Before getting a multimillion-dollar contract from Mayor Adams’ administration to install “panic buttons” in city public schools, a Florida tech company hired the lobbying and consulting firm operated by Frank Carone, the mayor’s longtime confidant and ex-chief of staff, the Daily News has learned.

Sources confirmed that the company, SOS Technologies, hired Carone’s firm, Oaktree Solutions, earlier this year to do “strategic consulting” in connection with its effort to secure the city contract.

There is no record Oaktree employees engaged in direct lobbying of Adams administration officials prior to the award in October. In any event, Carone, Oaktree’s founder and chairman, resigned as Adams’ City Hall chief of staff in late 2022, so he’s no longer covered by the one-year lobbying ban on former city officials.

But the revelation that a company represented by a close Adams ally recently netted a lucrative city contract comes as government watchdogs have raised concerns about influence-peddling and unethical business practices under the mayor’s administration. Adams is leaving office at the end of 2025 after a term rocked by corruption scandals, including his own since-dismissed federal indictment.

The panic button program was announced at an Oct. 27 press conference in Brooklyn. Appearing alongside city Chief Technology Officer Matt Fraser, Adams said Fraser’s Office of Innovation and Technology had entered into a deal to install panic button systems at 25 public school campuses across the city. The systems involve giving teachers portable buttons they can press to alert 911 in the event of an emergency, or their classrooms can be fitted with a similar stationary technology.

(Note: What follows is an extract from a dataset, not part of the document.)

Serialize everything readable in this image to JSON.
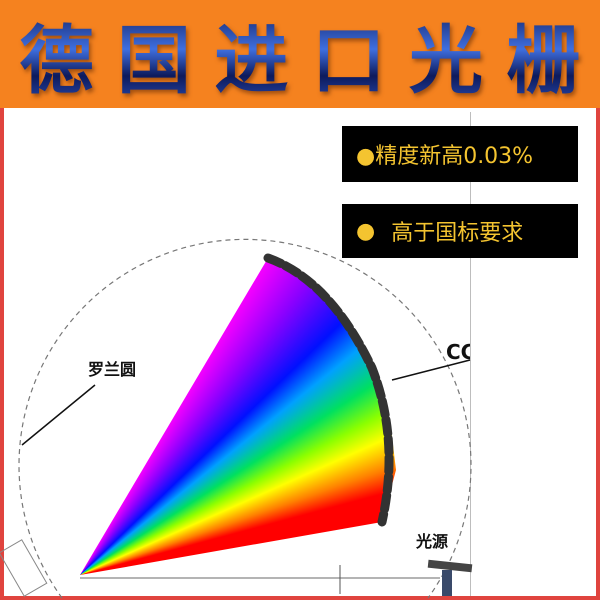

At the press conference, neither Adams nor Fraser identified the company producing the buttons or said how much the program would cost taxpayers.

Ray Legendre, a spokesman for Fraser’s office, later confirmed the outside vendor is SOS Technologies and that the city paid the company $200,000 for the first campus installation, meaning the total tab for the 25 campuses could be as much as $5 million.

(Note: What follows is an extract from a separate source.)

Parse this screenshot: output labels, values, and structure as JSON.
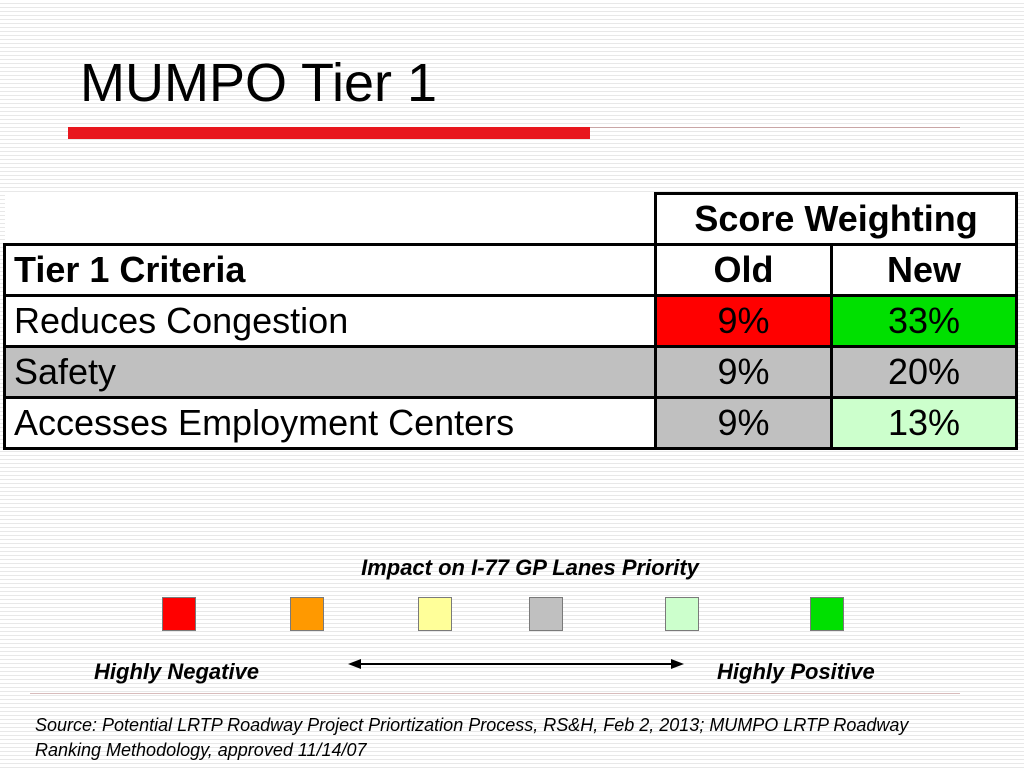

The 25 campuses have 51 individual schools on them. In total, there are some 1,800 public schools in the city, and Adams characterized the first 25 campus installations as a “pilot,” indicating he’s hoping the program could eventually be expanded.

It’s unclear if Adams’ successor, Mayor-elect Zohran Mamdani, may want to expand the panic button system.

Frank Carone.Frank Carone in December 2022. (Dia Dipasupil/Getty Images)

The sources familiar with the business relationship told The News that Carone’s firm was retained by SOS Technologies at some point before the contract was sealed in October, but the exact timing is unclear. It’s also not clear how much Carone’s firm was paid or what exact type of work it did for SOS Technologies as part of its strategic consulting agreement.

Lobbying is regulated under local laws and subject to extensive disclosure requirements, as it involves direct efforts aimed at influencing government actions. Strategic consulting, by contrast, is not typically subject to disclosure requirements as it is limited to providing advice to clients as opposed to engaging directly with government officials on their behalf.

Some government watchdogs have argued strategic consulting deals amount to a loophole that should be plugged by lawmakers in order to avoid even the appearance of unregistered lobbying.

Carone, who helped run Adams’ reelection campaign before he dumped it amid fallout from his corruption indictment, did not return multiple requests for comment last week on his firm’s dealings with SOS Technologies. His brother, Anthony Carone, Oaktree’s CEO, declined to comment, as did an executive for SOS Technologies when reached via phone last week.

Legendre, the Office of Innovation and Technology spokesman, said his office “has not had any conversations with Oaktree or Frank Carone” about the panic button program. Spokesmen for Adams didn’t comment on whether he spoke to Carone about the matter.

City records show Oaktree never registered to speak with any Adams administration officials on behalf of SOS Technologies, as would have been required under the law if employees of Carone’s firm were engaged in direct lobbying.

In fact, SOS Technologies never registered having any lobbyists working on its behalf to secure the panic button program. The company has no prior record of doing business with New York City government entities, either, records show.

Legendre said his office found SOS Technologies after its “Public Safety and Emergency Management division did significant market research for this project.”

On its website, SOS Technologies has started prominently featuring its involvement in the New York City school program.

“SOS Technologies is proud to be part of a historic milestone in NYC, implementing the first-of-its-kind Direct-to-First Responder Emergency Alert System for schools,” a banner says on the site’s homepage next to a picture of Adams holding one of the company’s panic buttons during the October press conference.

The Adams administration’s “panic button” push has been shrouded in controversy before.

Florida-based SaferWatch, which Adams’ administration contracted to install panic buttons in city schools as part of a pilot program last year, was ensnared in a federal corruption investigation scrutinizing the company’s hiring of Terence Banks, a lobbyist and brother of two of the mayor’s top aides, Schools Chancellor David Banks and Deputy Mayor for Public Safety Phil Banks.

Neither the Banks brothers nor SaferWatch have been accused of wrongdoing by the feds. The Banks brothers left Adams’ administration in fall 2024 after the mayor’s indictment as part of a wave of resignations from top city officials entangled in corruption probes.